Manche sehen das Zufüttern nicht als schlimm an.
Es ist nur so, das es in den wenigsten Fällen wirklich nicht ohne gehen würde.

Im normalfall ist es einfach so das das Stillen reicht.

Das dein Kind viel weint könnte daran liegen das es schon wieder in den nächsten Schub kommt.

Wenn die schübe kommen dann wird ein Kind augenscheinlich nicht satte, weil es oft an die Brust will. Das muss es aber weil sonst die Milch nicht auf den Bedarf des jeweiligen Kindes angepasst werden kann.

Füttern man zu, produziert die Brust nicht die menge an Milch die dein Kind eigentlich bräuchte, dazu kommt, das das Kind vielleicht dann auch gar nicht mehr an die Brust will, da aus der Flasche trinken für die kleinen einfacher ist.

Muttermilch ist viel einfacher und schneller verdaut als fertig Nahrung. Deshalb kommen die meisten Stillkinder auch öfter als Flaschenkinder.
Denn die Flaschenmilch ist auf den durchschnitt der Kinder hergestellt, die Muttermilch passend für das jeweilige Kind.

Gerade die ersten Drei Monate können sehr anstrengend sein, mit Stillen, weil man vielleicht auch öfters ran muss als mit Flasche.
Aber ein Kind zu Stillen bedeutet nicht nur ihm Milch zugeben, durchs Stillen gibt man ganz von alleine noch so viel mehr seinem Kind mit.

Ist die erste Zeit überstanden und Mutter und Kind haben sich daran gewöhnt, ist Stillen definitiv einfacher, kostengünstiger ect.
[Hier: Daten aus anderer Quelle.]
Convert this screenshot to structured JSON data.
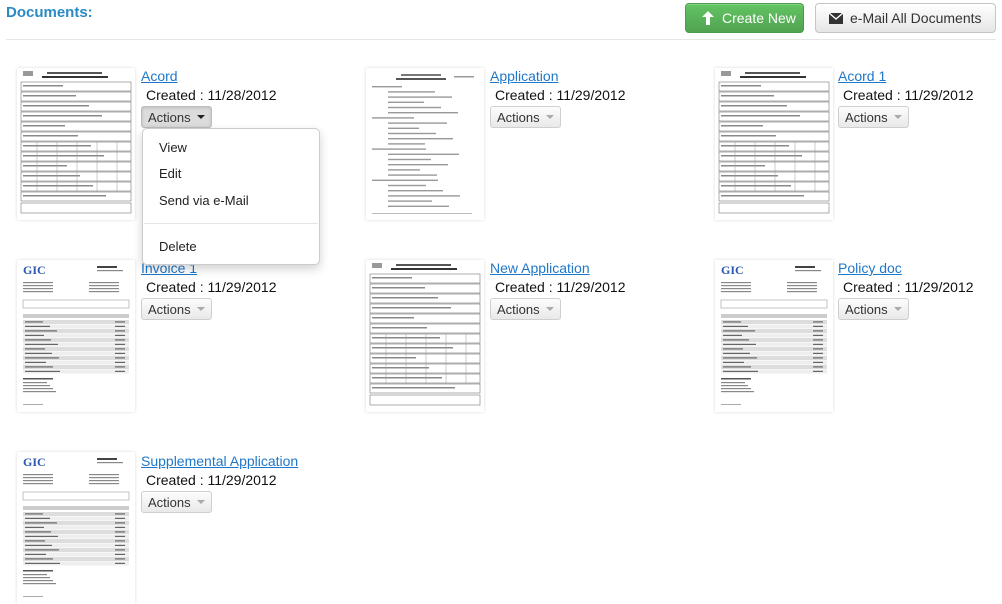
{
  "header": {
    "title": "Documents:",
    "create_label": "Create New",
    "email_all_label": "e-Mail All Documents"
  },
  "documents": [
    {
      "title": "Acord",
      "created": "Created : 11/28/2012",
      "actions_label": "Actions",
      "thumb": "form"
    },
    {
      "title": "Application",
      "created": "Created : 11/29/2012",
      "actions_label": "Actions",
      "thumb": "letter"
    },
    {
      "title": "Acord 1",
      "created": "Created : 11/29/2012",
      "actions_label": "Actions",
      "thumb": "form"
    },
    {
      "title": "Invoice 1",
      "created": "Created : 11/29/2012",
      "actions_label": "Actions",
      "thumb": "invoice"
    },
    {
      "title": "New Application",
      "created": "Created : 11/29/2012",
      "actions_label": "Actions",
      "thumb": "form"
    },
    {
      "title": "Policy doc",
      "created": "Created : 11/29/2012",
      "actions_label": "Actions",
      "thumb": "invoice"
    },
    {
      "title": "Supplemental Application",
      "created": "Created : 11/29/2012",
      "actions_label": "Actions",
      "thumb": "invoice"
    }
  ],
  "actions_menu": {
    "items": [
      "View",
      "Edit",
      "Send via e-Mail"
    ],
    "delete_label": "Delete"
  },
  "thumb_logo": "GIC",
  "colors": {
    "brand": "#2a8ac6",
    "create": "#5bb75b",
    "link": "#1f77c9"
  }
}
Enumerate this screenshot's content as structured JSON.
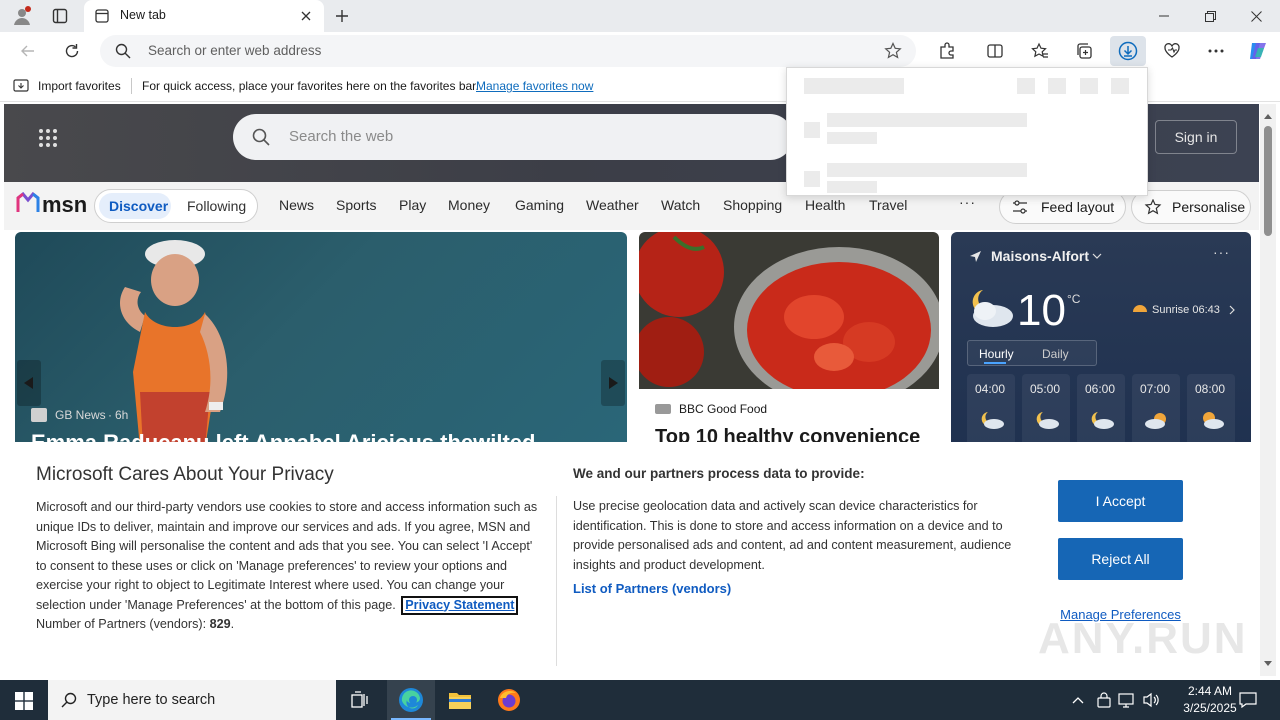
{
  "browser": {
    "tab_title": "New tab",
    "address_placeholder": "Search or enter web address"
  },
  "favorites_bar": {
    "import_label": "Import favorites",
    "hint": "For quick access, place your favorites here on the favorites bar.",
    "manage_link": "Manage favorites now"
  },
  "msn": {
    "search_placeholder": "Search the web",
    "sign_in": "Sign in",
    "logo": "msn",
    "tabs": [
      "Discover",
      "Following"
    ],
    "nav": [
      "News",
      "Sports",
      "Play",
      "Money",
      "Gaming",
      "Weather",
      "Watch",
      "Shopping",
      "Health",
      "Travel"
    ],
    "more": "···",
    "feed_layout": "Feed layout",
    "personalise": "Personalise",
    "main_card": {
      "source": "GB News",
      "age": "6h",
      "headline": "Emma Raducanu left Annabel Aricious thewilted"
    },
    "food_card": {
      "source": "BBC Good Food",
      "headline": "Top 10 healthy convenience"
    },
    "weather": {
      "location": "Maisons-Alfort",
      "temp": "10",
      "unit": "°C",
      "sunrise": "Sunrise 06:43",
      "tab_hourly": "Hourly",
      "tab_daily": "Daily",
      "hours": [
        "04:00",
        "05:00",
        "06:00",
        "07:00",
        "08:00"
      ]
    }
  },
  "consent": {
    "title": "Microsoft Cares About Your Privacy",
    "body": "Microsoft and our third-party vendors use cookies to store and access information such as unique IDs to deliver, maintain and improve our services and ads. If you agree, MSN and Microsoft Bing will personalise the content and ads that you see. You can select 'I Accept' to consent to these uses or click on 'Manage preferences' to review your options and exercise your right to object to Legitimate Interest where used.  You can change your selection under 'Manage Preferences' at the bottom of this page.",
    "privacy_link": "Privacy Statement",
    "partners_label": "Number of Partners (vendors):",
    "partners_count": "829",
    "partners_period": ".",
    "right_title": "We and our partners process data to provide:",
    "right_body": "Use precise geolocation data and actively scan device characteristics for identification. This is done to store and access information on a device and to provide personalised ads and content, ad and content measurement, audience insights and product development.",
    "vendors_link": "List of Partners (vendors)",
    "accept": "I Accept",
    "reject": "Reject All",
    "manage": "Manage Preferences"
  },
  "watermark": "ANY.RUN",
  "taskbar": {
    "search_placeholder": "Type here to search",
    "time": "2:44 AM",
    "date": "3/25/2025"
  },
  "colors": {
    "accent": "#1666b5",
    "taskbar": "#1f2d3a",
    "tab_strip": "#e9ebee"
  }
}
Durchs Stillen kann man ein Kind sättigen, es beruhigen, ihm trost geben. Es kann seinen Durst löschen und seinen Saugbedürfniss stillen.
Später wenn die Kinder etwas größer sind, kann man mit Stillen ein aufgebrachtest Kind zur Ruhe bringen, ein Kind was Nachts durst hat und wach wird ganz einfach wieder zum schlafen bringen. Es mit Stillen beruhigen wenn es schlecht geschlafen hat.

Ein Kind ist nicht ein glückliches Kind wenn es vollgestopft wird, damit es "satt" ist und ruhig ist, ein glückliches Kind ist es wenn die Mutter versucht seine Bedürfnisse zu erkennen und zu befriedigen.

Ein Kind kann durch Flaschennahrung besser "satt" sein weil es mit der Verdauung viel mehr zu tun hat.
Beim Stillkind geht das viel einfacher.

Wenn ein Kind unruhig ist, kann es auch sein das es kein Hunger hat, sondern es zwickt ihm etwas, hat vielleicht bauchweh oder der Pulli der in falten im Rücken liegt stört. Es braucht vielleicht nähe ect..mit Stillen kann man da nicht viel falsch machen. Beim Stillen gibt man einem Kind weitaus mehr als nur Nahrung.

Bei Flaschen fütterung ist das nicht so einfach.

Wenn Dein Kind regelmäßig zunimmt, wächst und fit ist, dann reicht ihm die Muttermilch auch aus.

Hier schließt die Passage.